Geastrum leptospermum

Scientific classification
- Domain: Eukaryota
- Kingdom: Fungi
- Division: Basidiomycota
- Class: Agaricomycetes
- Order: Geastrales
- Family: Geastraceae
- Genus: Geastrum
- Species: G. leptospermum
- Binomial name: Geastrum leptospermum G.F.Atk. & Coker (1903)
- Synonyms: Geaster leptospermus

= Geastrum leptospermum =

- Genus: Geastrum
- Species: leptospermum
- Authority: G.F.Atk. & Coker (1903)
- Synonyms: Geaster leptospermus

Species of fungus

Geastrum leptospermum is a species of fungus in the family Geastraceae. It was first described scientifically by American mycologist George F. Atkinson in 1903. The fungus produces small fruit bodies and grows in mosses on tree trunks.

==Description==
The inner peridium, or spore sac, is nearly spherical, 2.5–5 mm thick, pale gray to pale tan in color, and dusted with fine whitish particles that also cover the inner surface of the freshly opened rays. The mouth on the apex of the peridium is very small, minutely fibrous, and surrounded by a conical, white disc which is distinctly outlined and radially fibrous (if not deeply grooved). As the fruit body matures, the fibrous layer of the outer peridium splits, star-like, into three to six rays about halfway down or more. The fungus is fornicate, meaning that the rays curve downward so that the base of the fruit body becomes arched up, which elevates the spore sac.
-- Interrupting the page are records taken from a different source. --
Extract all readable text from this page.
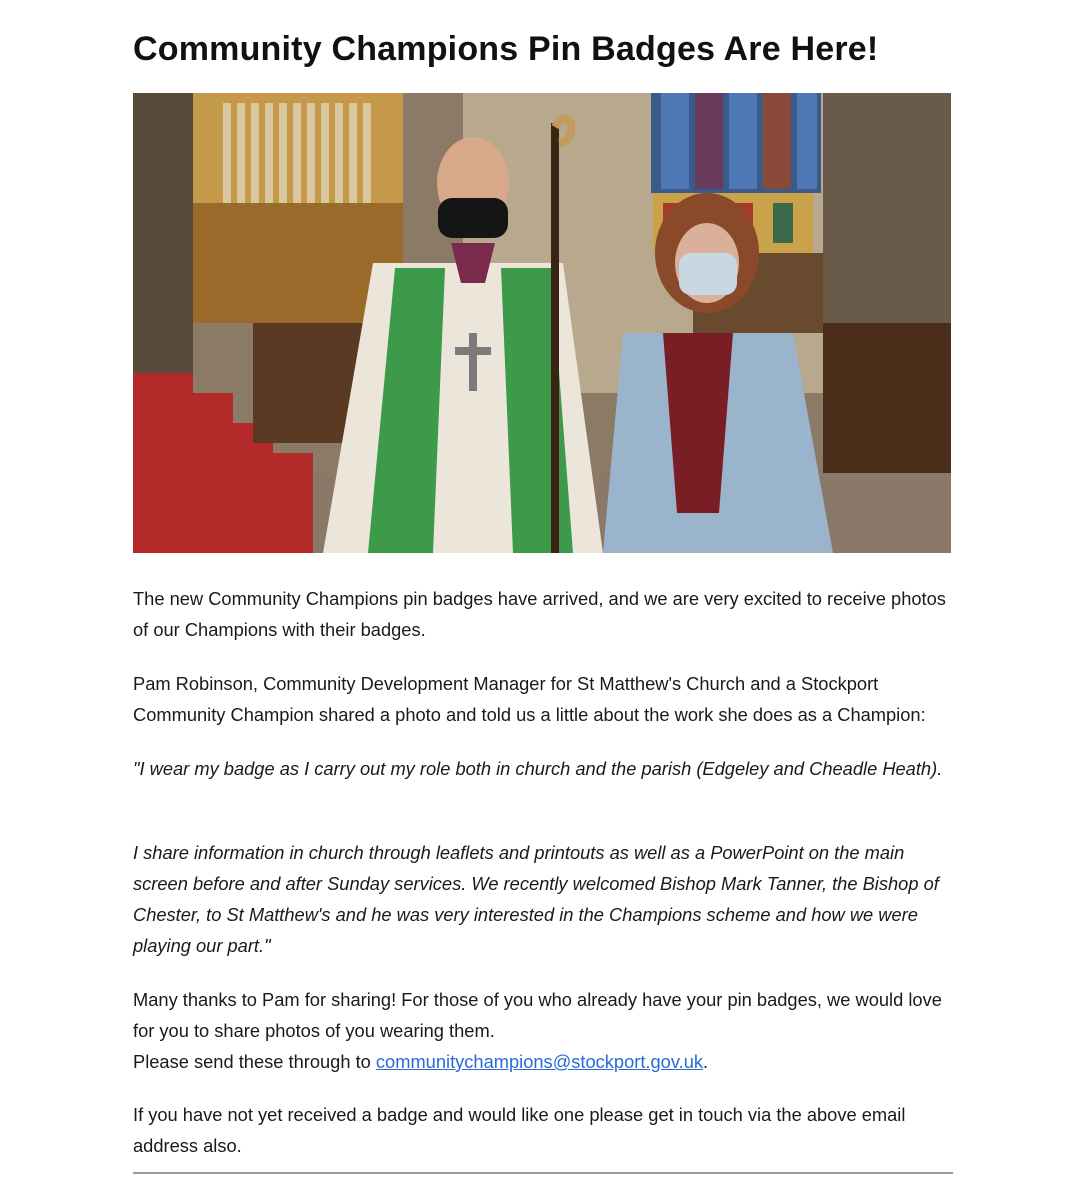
Community Champions Pin Badges Are Here!

The new Community Champions pin badges have arrived, and we are very excited to receive photos of our Champions with their badges.

Pam Robinson, Community Development Manager for St Matthew's Church and a Stockport Community Champion shared a photo and told us a little about the work she does as a Champion:

"I wear my badge as I carry out my role both in church and the parish (Edgeley and Cheadle Heath).

I share information in church through leaflets and printouts as well as a PowerPoint on the main screen before and after Sunday services. We recently welcomed Bishop Mark Tanner, the Bishop of Chester, to St Matthew's and he was very interested in the Champions scheme and how we were playing our part."

Many thanks to Pam for sharing! For those of you who already have your pin badges, we would love for you to share photos of you wearing them.
Please send these through to communitychampions@stockport.gov.uk.

If you have not yet received a badge and would like one please get in touch via the above email address also.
The delicate, fibrous mycelial layer is a distinct, membranous, white cup on the underside, with its margin also rayed by slits, the rays attached to the rays of the plant above. When freshly opened, the inner surface of the rays is covered with a fleshy, pale buff, layer of tissue. This layer, when dry, forms the thin, tan or light brown, smooth and nearly complete membrane over the fibrous layer. The underside of the rays is white and smooth. There is no obvious columella (sterile tissue in the base of the gleba that extends into the gleba).

The spores are spherical and measure 2–3 μm. Under high-power microscopy they appear as having a surface that is roughened by many small points or warts. The capillitium (coarse, thick-walled cells in the gleba) threads are unbranched, and measure about 3 μm thick. Both the spores and the capillitium are whitish to very pale yellow-brown.